L’ensemble des syndicats de police ont appelé à des rassemblements ce matin « devant leurs services respectifs ». Ils demandaient à être reçus « en urgence » par Christophe Castaner, après deux nouveaux suicides de policiers jeudi, portant à 28 le nombre de fonctionnaires s’étant donné la mort depuis le début de l’année.

« Lutter contre les suicides dans la police doit devenir une cause nationale »

« La situation de mal-être est ressortie avec les “gilets jaunes”. Nous travaillons plus mais nous ne sommes pas payés plus et nous commençons à accumuler. Là, nous allons avoir encore de nombreuses journées de manifestations à couvrir, le 1er mai notamment », estime un policier avant de préciser : « Il ne va pas falloir trop tirer sur la corde ». « Heureusement, il y a la solidarité la cohésion entre nous mais il suffit d’un jour plus compliqué qu’un autre… et malheureusement, pour se suicider, on a la solution à la ceinture », se désole une fonctionnaire de police.

« Le plan de lutte contre les suicides dans la police doit devenir une cause nationale et être décrété priorité ministérielle », a réclamé l’intersyndicale de la police dans un communiqué. « Les journées dramatiques s’enchaînent à un rythme insoutenable et jamais connu », estime l’intersyndicale. Selon des sources policières et syndicales, une capitaine de police de la sûreté départementale de l’Hérault s'est suicidée jeudi matin dans son bureau à Montpellier avec son arme de service.

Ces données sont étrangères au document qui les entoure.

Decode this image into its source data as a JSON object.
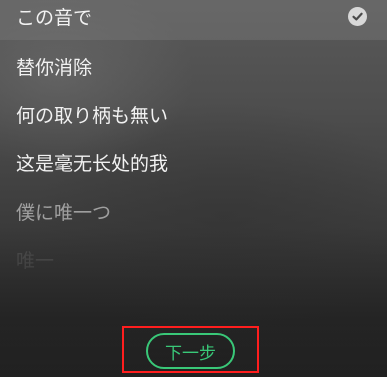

Un autre policier a été retrouvé jeudi en début d’après-midi à son domicile à Villejuif (Val-de-Marne), a-t-on également appris de sources policières et syndicales. Agent de la Direction de l’ordre public et de la circulation de la préfecture de police de Paris, ce policier de 25 ans s'est suicidé par arme à feu. Il appartenait à la division régionale de la sécurité routière et intervenait dans les écoles. « Des mesures fortes et immédiates doivent être prises sans délai », affirme l’intersyndicale. Tant la situation de mal-être perdure depuis longtemps, selon certains.

« Un tabou »

« Les suicides dans la police ont longtemps été cachés, c’était un tabou », estime Michel, policer retraité venu soutenir les policiers en activité. « Mais aujourd’hui les conditions de travail semblent encore plus se dégrader, beaucoup de postes ont été supprimés, il y a aussi de moins en moins de reconnaissance et une course aux chiffres. La pression est très forte notamment sur les jeunes qui arrivent. Ils n’osent plus dire non. En plus, ils sont sous-payés et doivent assurer une vie en Ile-de-France », s’agace-t-il.

Vendredi dernier, Christophe Castaner en visite à l’hôpital des gardiens de la paix à Paris, a promis une accélération dans la mise en œuvre du plan anti-suicides lancé en 2018 par son prédécesseur, Gérard Collomb. Il a également annoncé la création d’une « cellule alerte prévention suicide » pour la police nationale en assurant que le suicide n’était pas une « fatalité ». Un numéro de téléphone dédié, disponible 24h/24, permettra en outre de signaler les risques et de mettre les personnes en souffrance en relation avec des psychologues.